Even with the mortality only increasing from about 1 per cent to 2 per cent, Professor Laurance said the deaths could still have a big impact.
"If you've got an increase in mortality, it means that the trees aren't living longer, and it means they're not sequestering all that carbon that we rely on," she said.
She said it could also mean a change in the composition of plants in rainforests, with more "pioneer" species taking over where older trees had died.
"Rather than sort of those later, mature phase rain forest species, which actually make up most of the tree diversity," Professor Laurance said.
"It's just a general increase in the turnover rates of trees, rather than being them being long lived and stable."
Professor Laurance said there could also be impacts on animal diversity in tropical rainforests.

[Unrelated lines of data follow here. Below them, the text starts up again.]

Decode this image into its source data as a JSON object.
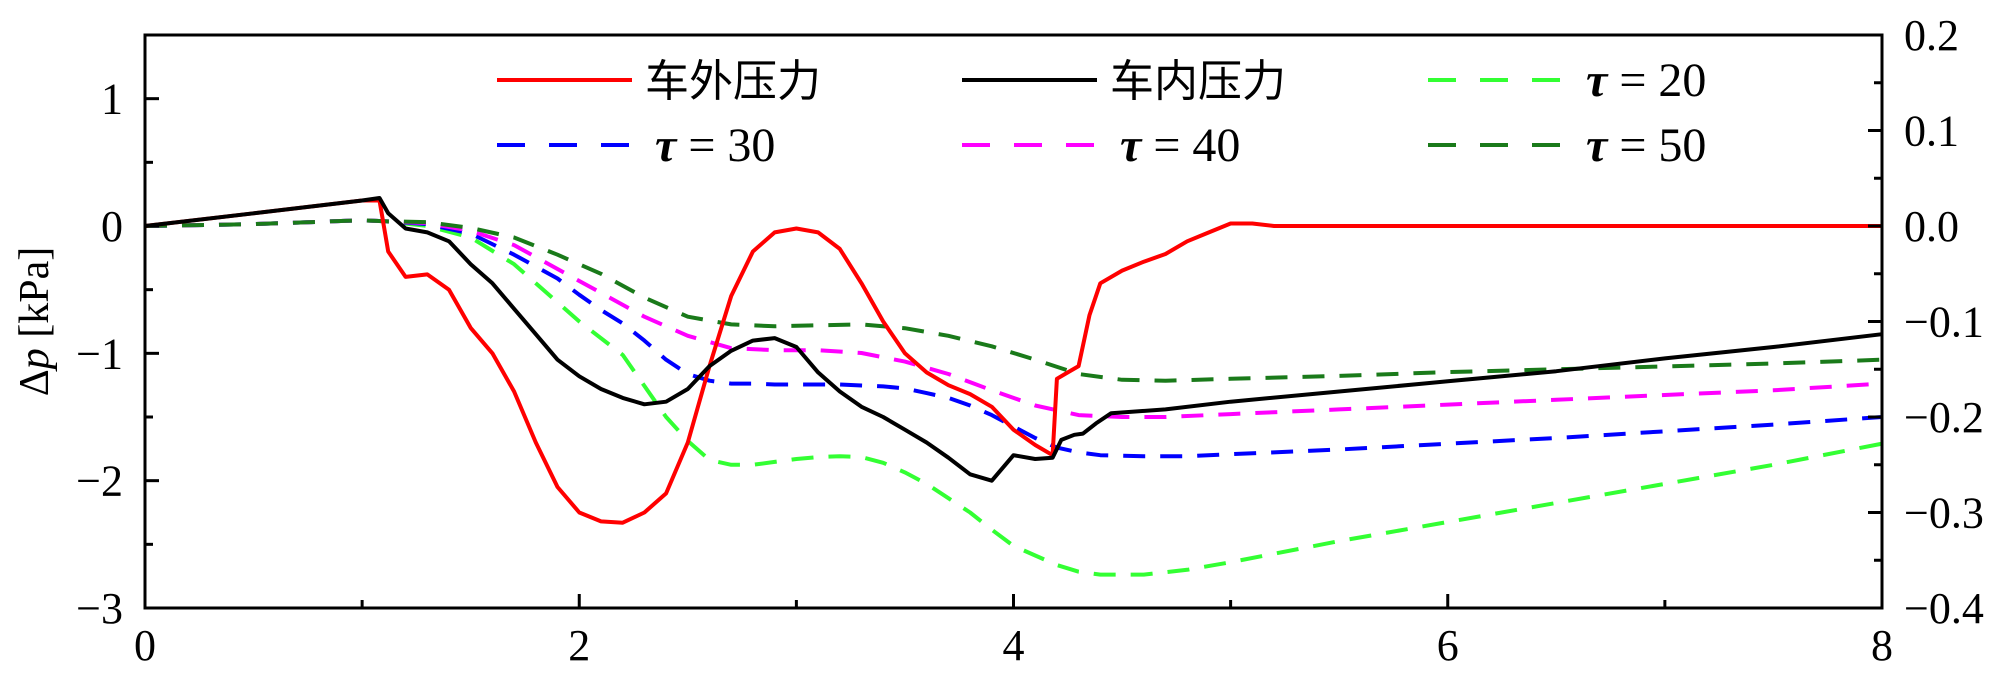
{
  "chart_data": {
    "type": "line",
    "title": "",
    "xlabel": "",
    "ylabel_prefix": "Δ",
    "ylabel_var": "p",
    "ylabel_unit": " [kPa]",
    "ylabel": "Δp [kPa]",
    "y2label": "",
    "xlim": [
      0,
      8
    ],
    "ylim": [
      -3,
      1.5
    ],
    "y2lim": [
      -0.4,
      0.2
    ],
    "x_ticks": [
      0,
      2,
      4,
      6,
      8
    ],
    "x_tick_labels": [
      "0",
      "2",
      "4",
      "6",
      "8"
    ],
    "x_minor_ticks": [
      1,
      3,
      5,
      7
    ],
    "y_ticks": [
      -3,
      -2,
      -1,
      0,
      1
    ],
    "y_tick_labels": [
      "−3",
      "−2",
      "−1",
      "0",
      "1"
    ],
    "y2_ticks": [
      -0.4,
      -0.3,
      -0.2,
      -0.1,
      0.0,
      0.1,
      0.2
    ],
    "y2_tick_labels": [
      "−0.4",
      "−0.3",
      "−0.2",
      "−0.1",
      "0.0",
      "0.1",
      "0.2"
    ],
    "legend_position": "top",
    "series": [
      {
        "name": "车外压力",
        "axis": "left",
        "color": "#ff0000",
        "style": "solid",
        "x": [
          0,
          0.5,
          1.0,
          1.08,
          1.12,
          1.2,
          1.3,
          1.4,
          1.5,
          1.6,
          1.7,
          1.8,
          1.9,
          2.0,
          2.1,
          2.2,
          2.3,
          2.4,
          2.5,
          2.6,
          2.7,
          2.8,
          2.9,
          3.0,
          3.1,
          3.2,
          3.3,
          3.4,
          3.5,
          3.6,
          3.7,
          3.8,
          3.9,
          4.0,
          4.1,
          4.18,
          4.2,
          4.25,
          4.3,
          4.35,
          4.4,
          4.5,
          4.6,
          4.7,
          4.8,
          4.9,
          5.0,
          5.1,
          5.2,
          6.0,
          7.0,
          8.0
        ],
        "y": [
          0,
          0.1,
          0.2,
          0.2,
          -0.2,
          -0.4,
          -0.38,
          -0.5,
          -0.8,
          -1.0,
          -1.3,
          -1.7,
          -2.05,
          -2.25,
          -2.32,
          -2.33,
          -2.25,
          -2.1,
          -1.7,
          -1.1,
          -0.55,
          -0.2,
          -0.05,
          -0.02,
          -0.05,
          -0.18,
          -0.45,
          -0.75,
          -1.0,
          -1.15,
          -1.25,
          -1.32,
          -1.42,
          -1.6,
          -1.72,
          -1.8,
          -1.2,
          -1.15,
          -1.1,
          -0.7,
          -0.45,
          -0.35,
          -0.28,
          -0.22,
          -0.12,
          -0.05,
          0.02,
          0.02,
          0,
          0,
          0,
          0
        ]
      },
      {
        "name": "车内压力",
        "axis": "left",
        "color": "#000000",
        "style": "solid",
        "x": [
          0,
          0.5,
          1.0,
          1.08,
          1.12,
          1.2,
          1.3,
          1.4,
          1.5,
          1.6,
          1.7,
          1.8,
          1.9,
          2.0,
          2.1,
          2.2,
          2.3,
          2.4,
          2.5,
          2.6,
          2.7,
          2.8,
          2.9,
          3.0,
          3.1,
          3.2,
          3.3,
          3.4,
          3.5,
          3.6,
          3.7,
          3.8,
          3.9,
          4.0,
          4.1,
          4.18,
          4.22,
          4.28,
          4.32,
          4.38,
          4.45,
          4.7,
          5.0,
          5.5,
          6.0,
          6.5,
          7.0,
          7.5,
          8.0
        ],
        "y": [
          0,
          0.1,
          0.2,
          0.22,
          0.1,
          -0.02,
          -0.05,
          -0.12,
          -0.3,
          -0.45,
          -0.65,
          -0.85,
          -1.05,
          -1.18,
          -1.28,
          -1.35,
          -1.4,
          -1.38,
          -1.28,
          -1.1,
          -0.98,
          -0.9,
          -0.88,
          -0.95,
          -1.15,
          -1.3,
          -1.42,
          -1.5,
          -1.6,
          -1.7,
          -1.82,
          -1.95,
          -2.0,
          -1.8,
          -1.83,
          -1.82,
          -1.68,
          -1.64,
          -1.63,
          -1.55,
          -1.47,
          -1.44,
          -1.38,
          -1.3,
          -1.22,
          -1.14,
          -1.04,
          -0.95,
          -0.85
        ]
      },
      {
        "name": "τ = 20",
        "label_tau": "τ",
        "label_eq": " = 20",
        "axis": "right",
        "color": "#33ff33",
        "style": "dashed",
        "x": [
          0,
          0.5,
          1.0,
          1.1,
          1.3,
          1.5,
          1.7,
          1.8,
          2.0,
          2.2,
          2.4,
          2.5,
          2.6,
          2.7,
          2.8,
          2.9,
          3.0,
          3.1,
          3.2,
          3.3,
          3.4,
          3.5,
          3.6,
          3.7,
          3.8,
          3.9,
          4.0,
          4.1,
          4.2,
          4.3,
          4.4,
          4.6,
          4.8,
          5.0,
          5.5,
          6.0,
          6.5,
          7.0,
          7.5,
          8.0
        ],
        "y": [
          0,
          0.002,
          0.006,
          0.005,
          0.0,
          -0.012,
          -0.04,
          -0.06,
          -0.1,
          -0.135,
          -0.2,
          -0.225,
          -0.245,
          -0.25,
          -0.25,
          -0.247,
          -0.244,
          -0.242,
          -0.241,
          -0.242,
          -0.248,
          -0.258,
          -0.27,
          -0.285,
          -0.3,
          -0.318,
          -0.335,
          -0.345,
          -0.355,
          -0.362,
          -0.365,
          -0.365,
          -0.36,
          -0.352,
          -0.33,
          -0.31,
          -0.29,
          -0.27,
          -0.25,
          -0.228
        ]
      },
      {
        "name": "τ = 30",
        "label_tau": "τ",
        "label_eq": " = 30",
        "axis": "right",
        "color": "#0000ff",
        "style": "dashed",
        "x": [
          0,
          0.5,
          1.0,
          1.1,
          1.3,
          1.5,
          1.7,
          1.9,
          2.0,
          2.1,
          2.2,
          2.3,
          2.4,
          2.5,
          2.6,
          2.7,
          2.8,
          2.9,
          3.0,
          3.1,
          3.2,
          3.3,
          3.4,
          3.5,
          3.6,
          3.7,
          3.8,
          3.9,
          4.0,
          4.1,
          4.2,
          4.3,
          4.4,
          4.6,
          4.8,
          5.0,
          5.5,
          6.0,
          6.5,
          7.0,
          7.5,
          8.0
        ],
        "y": [
          0,
          0.002,
          0.006,
          0.005,
          0.002,
          -0.008,
          -0.03,
          -0.055,
          -0.072,
          -0.088,
          -0.102,
          -0.12,
          -0.14,
          -0.155,
          -0.162,
          -0.165,
          -0.165,
          -0.166,
          -0.166,
          -0.166,
          -0.166,
          -0.167,
          -0.168,
          -0.17,
          -0.175,
          -0.18,
          -0.188,
          -0.198,
          -0.21,
          -0.222,
          -0.232,
          -0.237,
          -0.24,
          -0.241,
          -0.241,
          -0.239,
          -0.234,
          -0.228,
          -0.222,
          -0.215,
          -0.208,
          -0.2
        ]
      },
      {
        "name": "τ = 40",
        "label_tau": "τ",
        "label_eq": " = 40",
        "axis": "right",
        "color": "#ff00ff",
        "style": "dashed",
        "x": [
          0,
          0.5,
          1.0,
          1.1,
          1.3,
          1.5,
          1.7,
          1.9,
          2.1,
          2.3,
          2.5,
          2.7,
          2.9,
          3.1,
          3.3,
          3.5,
          3.7,
          3.9,
          4.1,
          4.3,
          4.5,
          4.7,
          5.0,
          5.5,
          6.0,
          6.5,
          7.0,
          7.5,
          8.0
        ],
        "y": [
          0,
          0.002,
          0.006,
          0.005,
          0.003,
          -0.005,
          -0.02,
          -0.045,
          -0.07,
          -0.095,
          -0.115,
          -0.128,
          -0.13,
          -0.13,
          -0.133,
          -0.142,
          -0.155,
          -0.172,
          -0.188,
          -0.198,
          -0.2,
          -0.2,
          -0.197,
          -0.192,
          -0.187,
          -0.182,
          -0.177,
          -0.172,
          -0.165
        ]
      },
      {
        "name": "τ = 50",
        "label_tau": "τ",
        "label_eq": " = 50",
        "axis": "right",
        "color": "#1a7a1a",
        "style": "dashed",
        "x": [
          0,
          0.5,
          1.0,
          1.1,
          1.3,
          1.5,
          1.7,
          1.9,
          2.1,
          2.3,
          2.5,
          2.7,
          2.9,
          3.1,
          3.3,
          3.5,
          3.7,
          3.9,
          4.1,
          4.3,
          4.5,
          4.7,
          5.0,
          5.5,
          6.0,
          6.5,
          7.0,
          7.5,
          8.0
        ],
        "y": [
          0,
          0.002,
          0.006,
          0.005,
          0.004,
          -0.002,
          -0.012,
          -0.03,
          -0.05,
          -0.075,
          -0.095,
          -0.103,
          -0.105,
          -0.104,
          -0.103,
          -0.107,
          -0.115,
          -0.126,
          -0.14,
          -0.155,
          -0.161,
          -0.162,
          -0.16,
          -0.157,
          -0.153,
          -0.15,
          -0.147,
          -0.144,
          -0.14
        ]
      }
    ]
  }
}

"What we think of old growth rainforest species, they generally have really large seeds," she said.
"They produce a lot of fruit. They're a really important food source for vertebrate species.
"If there's an increase in other types of species, which don't tend to produce that sort of fruit, then we would expect kind of more probably less fruit production overall.
Professor Huete said it was further evidence of the chronic stress ecosystems are under, and the interaction with extreme weather events.
"When you compound any type of event, whether it's extreme or just a drought, or heat, it's going to yield different results when you subject a forest that's been subjected to long-term increases in the vapour pressure deficit versus a different area that may not have that," he said.
"It's sort of like saying that being a chronic smoker, or being subjected to air pollution all your life, is going to make you more vulnerable to any particular extreme or any kind of stress event."
Around the globe
Professor Laurance said she had conducted a similar study in the central Amazon over 25 years, with similar findings.
"The interesting thing is that all it happened at the same time," she said.
"I actually am really wondering if it is much more of a global phenomena than a local phenomena, but I don't know, that's just me speculating,
According to Professor Huete, Far North Queensland was an excellent sample environment to study what might be happening in tropical regions across the globe, and there was potentially still more to be learned from this data.
A future for the forest
Professor Laurance said if climate change and the associated decreases in air moisture and rising temperatures are not reversed, it could mean rainforests are reduced even further.
"The likely scenario is that there will be areas of the wet tropics, which I can envisage moving more towards a eucalypt woodland, than supporting rainforest," she said.
"Under this scenario, where there's a greater demand for water for trees, it could be that those areas start to shrink away as rainforest and get replaced by one of the types of eucalypt forests that we have here.
"They're much better adjusted for dealing with hotter, drier conditions."
Professor Laurance said this was a strong indication that what was happening on the reef, was also happening in rainforests, but more long-term research was needed to find out if these changes were happening elsewhere.